Mark scrolls through the new messages in his inbox: Facilities will be closing early for the Fourth of July holiday. Non-tenure-track faculty members are demanding representation in university governance. Next week a visiting economist from Princeton will be giving a lecture on “inequality and stagnation” titled “The Greater Depression.” Amanda Lyons, one of the students in Mark’s summer-term Behavioral Economics survey course, wants to meet with him at eleven thirty about an essay that’s due next Wednesday. He checks the clock next to his computer: eleven ten. He fires off a reply saying that he’s happy to meet and banks on the hope that she won’t check her e-mail in the next twenty minutes.

He scrolls through the inbox a second time to make sure he hasn’t missed anything, and his frustration develops a dull, blunted edge. Not a single word from London.

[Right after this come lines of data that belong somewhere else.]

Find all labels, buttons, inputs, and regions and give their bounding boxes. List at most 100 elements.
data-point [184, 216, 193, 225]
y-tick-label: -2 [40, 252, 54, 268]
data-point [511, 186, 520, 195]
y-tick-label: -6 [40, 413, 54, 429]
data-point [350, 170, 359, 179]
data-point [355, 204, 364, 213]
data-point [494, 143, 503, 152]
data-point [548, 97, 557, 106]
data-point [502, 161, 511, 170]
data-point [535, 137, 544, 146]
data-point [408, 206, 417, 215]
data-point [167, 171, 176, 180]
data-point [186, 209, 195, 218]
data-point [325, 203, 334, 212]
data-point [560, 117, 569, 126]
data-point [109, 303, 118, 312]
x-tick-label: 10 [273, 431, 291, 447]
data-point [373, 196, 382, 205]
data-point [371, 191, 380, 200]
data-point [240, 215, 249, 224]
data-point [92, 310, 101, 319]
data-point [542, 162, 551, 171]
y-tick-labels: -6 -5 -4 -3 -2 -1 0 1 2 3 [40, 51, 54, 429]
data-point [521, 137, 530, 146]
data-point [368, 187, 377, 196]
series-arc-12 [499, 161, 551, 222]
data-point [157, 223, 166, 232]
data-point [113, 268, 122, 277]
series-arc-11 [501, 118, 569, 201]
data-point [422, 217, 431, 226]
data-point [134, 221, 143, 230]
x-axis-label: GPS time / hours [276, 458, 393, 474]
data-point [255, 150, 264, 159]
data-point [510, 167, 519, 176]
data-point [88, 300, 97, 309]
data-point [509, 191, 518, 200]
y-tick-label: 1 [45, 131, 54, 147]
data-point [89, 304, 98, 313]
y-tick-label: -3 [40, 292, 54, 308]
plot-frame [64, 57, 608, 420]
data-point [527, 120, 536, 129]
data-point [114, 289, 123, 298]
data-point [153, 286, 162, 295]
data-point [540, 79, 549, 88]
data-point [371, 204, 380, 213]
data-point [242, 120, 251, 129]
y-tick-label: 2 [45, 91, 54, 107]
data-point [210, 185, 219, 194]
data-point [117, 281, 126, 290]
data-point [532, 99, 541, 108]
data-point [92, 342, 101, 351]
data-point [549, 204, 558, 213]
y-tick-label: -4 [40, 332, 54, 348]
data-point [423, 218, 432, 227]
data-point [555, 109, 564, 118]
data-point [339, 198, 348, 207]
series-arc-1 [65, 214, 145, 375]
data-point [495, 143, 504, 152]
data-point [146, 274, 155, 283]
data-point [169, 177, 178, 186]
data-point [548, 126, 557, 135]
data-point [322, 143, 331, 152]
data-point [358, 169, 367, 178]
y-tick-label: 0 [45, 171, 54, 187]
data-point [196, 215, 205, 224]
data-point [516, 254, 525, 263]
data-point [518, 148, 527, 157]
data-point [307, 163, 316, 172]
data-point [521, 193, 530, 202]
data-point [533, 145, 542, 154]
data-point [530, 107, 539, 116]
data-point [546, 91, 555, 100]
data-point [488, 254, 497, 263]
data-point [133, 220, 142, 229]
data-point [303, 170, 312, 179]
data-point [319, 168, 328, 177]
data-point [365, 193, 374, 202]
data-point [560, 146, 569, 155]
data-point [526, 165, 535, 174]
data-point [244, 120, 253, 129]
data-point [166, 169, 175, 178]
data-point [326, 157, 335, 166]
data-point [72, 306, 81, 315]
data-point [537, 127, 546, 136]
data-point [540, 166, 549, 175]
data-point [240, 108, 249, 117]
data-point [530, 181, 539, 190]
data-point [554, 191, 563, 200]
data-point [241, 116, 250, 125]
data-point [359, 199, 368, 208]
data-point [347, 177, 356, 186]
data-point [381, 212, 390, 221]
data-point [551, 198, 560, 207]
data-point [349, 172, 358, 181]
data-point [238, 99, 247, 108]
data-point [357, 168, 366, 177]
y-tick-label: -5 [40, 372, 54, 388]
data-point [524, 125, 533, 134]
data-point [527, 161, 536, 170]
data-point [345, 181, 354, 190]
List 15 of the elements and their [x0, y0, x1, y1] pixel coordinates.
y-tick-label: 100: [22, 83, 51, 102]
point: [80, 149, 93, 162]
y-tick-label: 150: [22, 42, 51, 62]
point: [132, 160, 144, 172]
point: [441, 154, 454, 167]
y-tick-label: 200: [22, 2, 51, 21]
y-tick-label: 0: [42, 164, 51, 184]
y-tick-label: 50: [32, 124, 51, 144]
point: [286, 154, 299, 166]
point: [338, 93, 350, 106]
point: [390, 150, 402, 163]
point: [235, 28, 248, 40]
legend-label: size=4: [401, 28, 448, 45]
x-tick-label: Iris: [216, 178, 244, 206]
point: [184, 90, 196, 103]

Mark drums his fingers on the arm of his chair, then pushes back from the desk to admire his office. The books are what he looks at first: all hardcover first editions, alphabetized by author, and divided evenly among the room’s three teak cases. In the space between them hang his diplomas—the first recording his bachelor’s in philosophy from Amherst; the second his Ph.D. from Columbia. They are displayed in matching Pottery Barn frames that cost $69.99 each. He knows this because, when Paul presented the framed diplomas to him as a sort of congratulatory gift for his appointment at Penn, he googled the price. Back then he’d done so because he was sensitive to how much money Paul had spent on him; he knew that Paul had moved to Philadelphia because of him, and he’d feel awful if his boyfriend had gone broke over a set of frames on his account. Mark was heartened by the gift. He’d still felt like an unqualified impostor in academe—and the little conscious gestures that Paul made to acknowledge his worth helped him feel like he belonged. Like he deserved to be there.

Now he thinks they look tacky, hanging there. The sort of self-conscious accoutrement you’d expect to find in a dentist’s office, right next to a smiling, plush-toy tooth. He knows he can’t take them down. Not yet, at least. Now that Paul’s unemployed, he’s liable to swing by at any moment, and if he were to see the diplomas off the wall—stacked in a corner, say—he’d be crestfallen. He’d get all wounded and teary eyed, like one of Mark’s students whom he’s just smacked with a D. So, he’ll keep them up. For another year he’ll let them hang there, gathering dust. Then, once Paul has forgotten about them—once some other minimal crisis has taken hold of his thoughts—Mark will quietly replace them with something else. A Gustaf Fjaestad print, maybe. Or a smartly framed ?yvind Fahlstr?m. Lately, he’s been really into Fahlstr?m.